While some of the above additional procedures were planned, others became necessary because of complications of the thrombectomy maneuver itself, such as vessel dissections or even ruptures. Therefore, the technique, while minimally invasive, is far from being without complications. While those complications could have occurred during standard classical thrombectomy maneuvers performed through a cutdown in the groins as well, it cannot be ruled out that one subconsciously tends to be more aggressive with balloon inflation knowing that any complication can be visualized and treated without delay compared to the classical thrombectomy maneuver. However, this is speculative. More importantly, if such complications do occur, one is certainly better prepared to cope with them with large sheaths in place compared to a “blind” thrombectomy maneuver through an arteriotomy in the groin.

In one of the nine procedures that we have performed so far, an embolization of the femoral bifurcation occurred during thrombectomy due to a failure of the 24F sheath to entirely occlude the external iliac artery. This was because the diameter of the latter was slightly too big for the biggest available sheath and could (and should) have been prevented by performing a cutdown in the first place and clamping the common femoral artery distal to the sheath. All other complications could be managed endovascularly through the large-bore sheaths, and no conversion to major open surgery was necessary. Even more importantly, all procedures were successful from a clinical standpoint, with all patients having palpable foot pulses at the completion of their procedures. Furthermore, none of our patients required any reinterventions of the target vessels.
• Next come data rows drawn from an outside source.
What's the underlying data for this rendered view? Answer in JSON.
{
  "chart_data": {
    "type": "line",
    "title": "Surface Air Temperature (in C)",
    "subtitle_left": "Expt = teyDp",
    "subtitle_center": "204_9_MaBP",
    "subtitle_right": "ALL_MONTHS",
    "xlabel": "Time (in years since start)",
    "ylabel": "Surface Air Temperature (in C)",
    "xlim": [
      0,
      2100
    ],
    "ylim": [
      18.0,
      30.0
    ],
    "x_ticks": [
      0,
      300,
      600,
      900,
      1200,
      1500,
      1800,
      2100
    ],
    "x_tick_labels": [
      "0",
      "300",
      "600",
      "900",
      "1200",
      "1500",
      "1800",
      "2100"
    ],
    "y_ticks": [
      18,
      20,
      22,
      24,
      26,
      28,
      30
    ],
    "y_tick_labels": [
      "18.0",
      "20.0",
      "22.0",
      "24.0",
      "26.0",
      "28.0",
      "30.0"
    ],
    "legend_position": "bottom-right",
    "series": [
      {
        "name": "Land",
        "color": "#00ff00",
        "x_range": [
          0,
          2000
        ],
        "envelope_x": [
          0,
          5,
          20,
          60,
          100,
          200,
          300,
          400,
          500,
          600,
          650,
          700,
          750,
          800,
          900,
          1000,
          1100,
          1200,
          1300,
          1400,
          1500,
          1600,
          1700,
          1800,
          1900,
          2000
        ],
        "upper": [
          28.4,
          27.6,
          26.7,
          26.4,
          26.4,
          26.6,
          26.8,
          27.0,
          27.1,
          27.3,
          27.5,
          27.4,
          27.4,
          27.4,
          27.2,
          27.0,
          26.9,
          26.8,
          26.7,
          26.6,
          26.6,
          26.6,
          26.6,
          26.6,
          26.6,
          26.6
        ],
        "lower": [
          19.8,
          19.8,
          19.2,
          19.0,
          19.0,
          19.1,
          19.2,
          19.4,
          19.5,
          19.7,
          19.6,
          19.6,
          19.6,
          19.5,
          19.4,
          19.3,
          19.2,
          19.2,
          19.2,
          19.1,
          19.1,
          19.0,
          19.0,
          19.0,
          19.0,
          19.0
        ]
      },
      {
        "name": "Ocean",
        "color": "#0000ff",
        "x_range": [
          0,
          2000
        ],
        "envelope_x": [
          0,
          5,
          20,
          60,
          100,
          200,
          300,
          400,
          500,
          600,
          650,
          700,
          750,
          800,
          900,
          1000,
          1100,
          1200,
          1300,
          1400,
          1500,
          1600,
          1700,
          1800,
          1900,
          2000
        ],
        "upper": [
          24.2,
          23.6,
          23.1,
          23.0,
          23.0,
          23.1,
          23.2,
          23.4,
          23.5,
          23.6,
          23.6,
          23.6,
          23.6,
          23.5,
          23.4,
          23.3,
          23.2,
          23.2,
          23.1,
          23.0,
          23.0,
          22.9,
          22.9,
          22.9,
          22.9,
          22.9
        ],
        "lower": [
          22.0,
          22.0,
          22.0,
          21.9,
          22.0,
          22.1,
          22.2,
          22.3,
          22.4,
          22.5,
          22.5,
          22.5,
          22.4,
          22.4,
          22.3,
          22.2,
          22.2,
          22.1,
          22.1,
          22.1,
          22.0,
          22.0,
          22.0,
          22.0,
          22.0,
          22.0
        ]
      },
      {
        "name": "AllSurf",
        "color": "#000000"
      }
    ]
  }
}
Our experience with this novel technique is so far limited to nine procedures. Therefore, it is certainly too early to rule out the possibility of additional complications that have not arisen so far.

Some limitations of our technique merit mentioning: First, the choice of sheaths to be used is limited to Gore^® DrySeal because they provide the possibility of actively deflating their valves, which is necessary to remove the thrombus from the sheaths while leaving the sheaths in place. This could in theory be overcome—when using different sheaths—by removing the sheath containing the thrombus, flushing it out on the table, and then reintroducing the sheath. However, this would make the procedure somewhat more complicated. Second, certain endovascular skills are helpful when selectively probing and blocking aorto-iliac branch vessels. In practice, operators experienced with branched and fenestrated EVAR procedures are probably well prepared to perform such procedures. Third, a certain stock of endovascular materials, such as large bore sheaths, different wires, OTW Fogarty^® catheters and large thrombectomy catheters, PTA balloons, stents, and stentgrafts, should be available to perform these procedures and cope with complications.

In conclusion, we believe that this novel technique is a very valid addition to the vascular surgeon’s armamentarium when treating aorto-iliac thrombotic events because it is minimally invasive while still protecting against embolization. It also offers the flexibility to perform a wide range of additional endovascular procedures where needed.